A University of Northern Iowa junior received the Goldwater Scholarship in Science and Mathematics this week, a nationally competitive award that was granted to less than 500 students across the country.
Joseph Tibbs is a double major in physics and biochemistry whose research at UNI tracks and displays complex data of molecule-to-molecule interactions that is helping to better understand the underlying mechanism of DNA repair.
“Joseph is an exceptionally gifted student,” said Professor Paul Shand, physics department head. “He is one of the best physics majors I have had the pleasure of teaching in my 26 years at UNI.”
Tibbs is co-author on one paper from this work and a second publication is also in preparation. This past summer, Tibbs worked in Michael Murrell’s lab at the Laboratory of Living Materials at Yale University within the department of biomedical engineering. This summer, he will be working at the National Institute of Standards and Technology.

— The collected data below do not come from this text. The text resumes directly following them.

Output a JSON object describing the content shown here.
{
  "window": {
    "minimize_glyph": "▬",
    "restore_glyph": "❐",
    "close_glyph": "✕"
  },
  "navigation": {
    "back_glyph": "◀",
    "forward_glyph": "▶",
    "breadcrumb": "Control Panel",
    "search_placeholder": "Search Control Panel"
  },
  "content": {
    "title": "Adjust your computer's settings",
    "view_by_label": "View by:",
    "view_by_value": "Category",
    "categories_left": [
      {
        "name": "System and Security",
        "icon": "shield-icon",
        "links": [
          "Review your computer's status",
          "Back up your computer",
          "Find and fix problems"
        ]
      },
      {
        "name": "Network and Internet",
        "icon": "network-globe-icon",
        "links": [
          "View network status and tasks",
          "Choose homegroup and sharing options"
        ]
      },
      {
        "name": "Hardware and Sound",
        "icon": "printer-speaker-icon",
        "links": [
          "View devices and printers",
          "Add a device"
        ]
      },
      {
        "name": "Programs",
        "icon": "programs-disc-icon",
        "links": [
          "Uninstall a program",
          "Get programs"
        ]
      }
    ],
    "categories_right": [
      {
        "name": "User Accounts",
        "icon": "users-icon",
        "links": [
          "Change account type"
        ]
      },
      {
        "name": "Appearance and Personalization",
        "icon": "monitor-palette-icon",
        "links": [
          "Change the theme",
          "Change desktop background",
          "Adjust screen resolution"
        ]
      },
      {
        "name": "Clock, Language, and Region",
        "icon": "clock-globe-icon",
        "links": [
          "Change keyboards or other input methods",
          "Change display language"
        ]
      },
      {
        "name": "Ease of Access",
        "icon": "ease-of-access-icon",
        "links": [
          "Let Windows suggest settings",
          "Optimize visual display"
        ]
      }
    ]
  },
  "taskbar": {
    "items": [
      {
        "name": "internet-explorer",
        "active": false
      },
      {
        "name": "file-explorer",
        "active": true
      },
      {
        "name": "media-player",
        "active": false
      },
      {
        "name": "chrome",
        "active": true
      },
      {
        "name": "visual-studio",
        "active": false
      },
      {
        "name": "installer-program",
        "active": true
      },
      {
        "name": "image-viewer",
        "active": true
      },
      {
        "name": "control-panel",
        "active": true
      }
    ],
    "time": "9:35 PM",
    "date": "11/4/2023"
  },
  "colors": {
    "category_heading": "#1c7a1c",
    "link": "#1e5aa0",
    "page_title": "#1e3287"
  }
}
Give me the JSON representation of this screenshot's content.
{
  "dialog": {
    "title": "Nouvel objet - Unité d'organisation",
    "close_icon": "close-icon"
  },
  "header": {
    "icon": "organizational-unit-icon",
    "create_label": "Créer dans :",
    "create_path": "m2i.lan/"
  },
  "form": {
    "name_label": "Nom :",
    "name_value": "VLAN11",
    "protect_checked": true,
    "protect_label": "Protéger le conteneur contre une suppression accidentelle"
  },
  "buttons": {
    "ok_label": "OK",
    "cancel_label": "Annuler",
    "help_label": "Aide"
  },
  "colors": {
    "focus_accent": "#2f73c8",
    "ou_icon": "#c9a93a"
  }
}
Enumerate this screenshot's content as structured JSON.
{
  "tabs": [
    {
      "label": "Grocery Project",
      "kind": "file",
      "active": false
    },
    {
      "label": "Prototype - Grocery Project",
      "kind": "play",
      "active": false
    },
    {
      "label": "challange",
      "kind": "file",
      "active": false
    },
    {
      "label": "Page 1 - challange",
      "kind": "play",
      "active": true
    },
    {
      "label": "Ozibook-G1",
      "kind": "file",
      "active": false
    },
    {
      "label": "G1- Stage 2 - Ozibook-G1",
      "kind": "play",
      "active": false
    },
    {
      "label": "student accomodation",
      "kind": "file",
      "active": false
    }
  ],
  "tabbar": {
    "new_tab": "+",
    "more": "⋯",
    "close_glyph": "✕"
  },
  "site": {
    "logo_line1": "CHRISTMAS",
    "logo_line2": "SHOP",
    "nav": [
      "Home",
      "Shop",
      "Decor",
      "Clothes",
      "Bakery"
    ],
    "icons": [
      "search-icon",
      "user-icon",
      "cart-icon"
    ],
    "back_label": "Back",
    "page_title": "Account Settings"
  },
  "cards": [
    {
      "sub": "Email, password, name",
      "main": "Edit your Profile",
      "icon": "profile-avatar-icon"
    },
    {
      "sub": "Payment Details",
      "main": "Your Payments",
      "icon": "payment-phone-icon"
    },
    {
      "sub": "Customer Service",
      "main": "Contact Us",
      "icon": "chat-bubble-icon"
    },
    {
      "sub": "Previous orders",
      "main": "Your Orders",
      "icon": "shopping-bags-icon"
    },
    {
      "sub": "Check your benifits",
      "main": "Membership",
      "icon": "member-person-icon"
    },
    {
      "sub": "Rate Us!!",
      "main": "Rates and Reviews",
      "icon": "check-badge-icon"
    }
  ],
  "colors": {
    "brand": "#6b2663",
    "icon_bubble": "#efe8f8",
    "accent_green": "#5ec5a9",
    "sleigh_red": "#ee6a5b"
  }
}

"Undergraduates like me know that the earlier they can be exposed to research, the more prepared they will be to succeed in projects of their own,” Tibbs said. “Being involved in a wide variety of research allows students and professors alike to gain experience in more techniques, and to apply those techniques in new and creative ways. This will benefit the universities and researchers involved, as well as the general public who benefits from this research, for years to come.”
The Goldwater Scholarship Program, honoring Sen. Barry Goldwater, fosters and encourages outstanding students to pursue careers in the fields of mathematics, the natural sciences and engineering. The Goldwater Scholarship is the preeminent undergraduate award in these fields.
In the past 12 years, UNI students have received two Goldwater Scholarships and four honorable mentions. Some of these students have gone on to win additional nationally competitive awards and are research active in their current positions.